World leaders pay their last respects to Vaclav Havel
Published 23/12/2011 | 14:32
A GRIEVING Czech nation is saying a final farewell to Vaclav Havel as the playwright, dissident and former president receives a state funeral.
At noon on Friday church bells and sirens echoed across the country as people paused to remember a man who defined his nation's peaceful liberation from communist rule.
Factories halted production, Christmas shoppers stood silent and motionless, and on town squares many people marked the end of the moment's reflection by singing the Czech national anthem.
In Prague's St Vitus Cathedral around 42 heads of state and dignitaries attended a requiem mass for Havel.

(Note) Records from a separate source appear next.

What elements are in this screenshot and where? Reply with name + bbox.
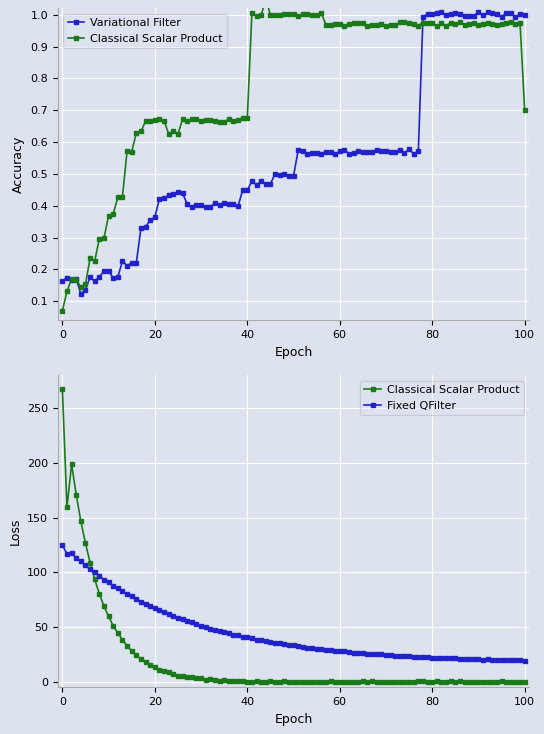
Classical Scalar Product	[59, 385, 66, 393]
Fixed QFilter	[337, 647, 343, 655]
Classical Scalar Product	[276, 11, 283, 20]
Classical Scalar Product	[411, 677, 417, 686]
Classical Scalar Product	[521, 677, 528, 686]
Legend: Classical Scalar Product, Fixed QFilter: Classical Scalar Product, Fixed QFilter	[360, 381, 524, 415]
Variational Filter	[180, 189, 186, 197]
Variational Filter	[276, 170, 283, 179]
Fixed QFilter	[406, 652, 412, 661]
Classical Scalar Product	[91, 257, 98, 266]
Variational Filter	[78, 290, 84, 299]
Line: Fixed QFilter: Fixed QFilter	[60, 543, 527, 663]
Variational Filter	[475, 8, 481, 17]
Line: Variational Filter: Variational Filter	[60, 10, 527, 297]
Variational Filter	[59, 277, 66, 286]
Fixed QFilter	[272, 639, 279, 647]
Variational Filter	[387, 148, 394, 156]
Classical Scalar Product	[411, 20, 417, 29]
Classical Scalar Product	[341, 677, 348, 686]
Y-axis label: Accuracy: Accuracy	[12, 136, 24, 193]
Fixed QFilter	[521, 656, 528, 665]
Fixed QFilter	[91, 568, 98, 577]
Classical Scalar Product	[263, 0, 269, 3]
Fixed QFilter	[383, 651, 390, 660]
Classical Scalar Product	[521, 106, 528, 115]
Classical Scalar Product	[59, 306, 66, 315]
Classical Scalar Product	[175, 671, 181, 680]
X-axis label: Epoch: Epoch	[274, 346, 313, 359]
Variational Filter	[341, 145, 348, 154]
Classical Scalar Product	[175, 129, 181, 138]
Fixed QFilter	[175, 614, 181, 622]
Line: Classical Scalar Product: Classical Scalar Product	[60, 386, 527, 684]
Classical Scalar Product	[276, 677, 283, 686]
Classical Scalar Product	[387, 677, 394, 686]
Variational Filter	[96, 272, 103, 281]
Classical Scalar Product	[387, 21, 394, 29]
Classical Scalar Product	[91, 575, 98, 584]
Classical Scalar Product	[341, 22, 348, 31]
Classical Scalar Product	[272, 677, 279, 686]
X-axis label: Epoch: Epoch	[274, 713, 313, 726]
Variational Filter	[521, 11, 528, 20]
Fixed QFilter	[59, 541, 66, 550]
Variational Filter	[411, 150, 417, 159]
Legend: Variational Filter, Classical Scalar Product: Variational Filter, Classical Scalar Pro…	[63, 14, 227, 48]
Line: Classical Scalar Product: Classical Scalar Product	[60, 0, 527, 313]
Y-axis label: Loss: Loss	[8, 517, 21, 545]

The mourners included UK premier David Cameron, Nicolas Sarkozy and Hillary Clinton, the US secretary of state, and her husband and former president Bill.
"Europe owes Vaclav Havel a profound debt," Mr Cameron said before leaving London. "Havel led the Czech people out of tyranny ... and he helped bring freedom and democracy to our entire continent."

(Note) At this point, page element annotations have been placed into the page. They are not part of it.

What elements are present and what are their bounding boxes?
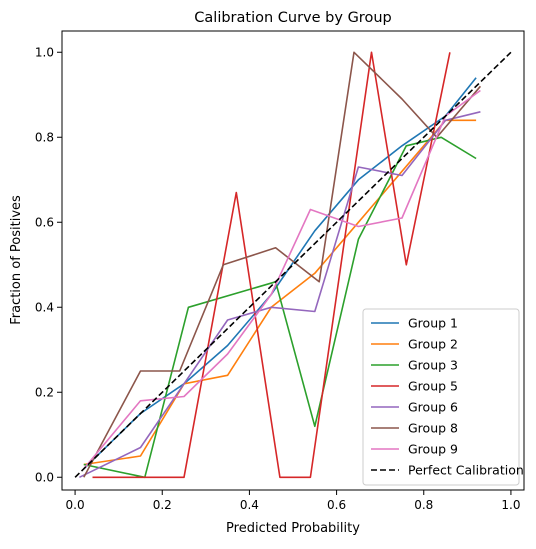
x-tick-label: 0.4 (240, 498, 259, 512)
legend-label-group-9: Group 9 (408, 442, 458, 457)
y-tick-label: 0.6 (35, 215, 54, 229)
legend-label-group-3: Group 3 (408, 358, 458, 373)
x-tick-label: 0.8 (414, 498, 433, 512)
legend-label-group-8: Group 8 (408, 421, 458, 436)
x-tick-label: 0.2 (153, 498, 172, 512)
chart-title: Calibration Curve by Group (194, 10, 391, 26)
y-axis-label: Fraction of Positives (9, 195, 24, 325)
y-tick-label: 0.2 (35, 385, 54, 399)
legend: Group 1 Group 2 Group 3 Group 5 Group 6 Group… (363, 309, 524, 485)
legend-label-group-2: Group 2 (408, 337, 458, 352)
y-tick-label: 0.0 (35, 470, 54, 484)
x-tick-label: 0.0 (66, 498, 85, 512)
x-tick-label: 1.0 (501, 498, 520, 512)
x-tick-label: 0.6 (327, 498, 346, 512)
legend-label-group-1: Group 1 (408, 316, 458, 331)
legend-label-group-5: Group 5 (408, 379, 458, 394)
legend-label-perfect-calibration: Perfect Calibration (408, 463, 524, 478)
x-axis-label: Predicted Probability (226, 521, 360, 536)
y-tick-label: 0.8 (35, 130, 54, 144)
y-tick-label: 1.0 (35, 45, 54, 59)
legend-box (363, 309, 519, 485)
legend-label-group-6: Group 6 (408, 400, 458, 415)
y-tick-label: 0.4 (35, 300, 54, 314)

Havel died in his sleep aged 75 on Sunday from a respiratory illness.
Thousands of Czechs filed past his body as it lay first in a cultural centre in Prague and then in state at St Vitus Cathedral. Many more placed flowers and lit candles at memorials to the 1989 Velvet Revolution across the country.
Archbishop of Prague Dominik Duka, who led the funeral mass, recalled the time he and Havel spent in jail together during the communist days.
"I am grateful for those days in prison then, and for our freedom now,"
he said in reference to his old friend.
Vaclav Klaus, the Czech president who once had a tetchy relationship with his predecessor, will read a eulogy: as will Madeleine Albright, the Czech-born former US secretary of state.
Later today Havel's body will be taken to Prague's Strasnice crematorium for a private civil ceremony. His ashes will be interned besides those of his first wife Olga, who died in 1996, in a cemetery in the capital's Vinohrady district.
Neighbouring Slovakia is also observing a day of national mourning to mark Havel's passing while in Poland, a country which shared a common bond with Havel in his battle against authoritarian rule, the funeral was broadcast live on national television.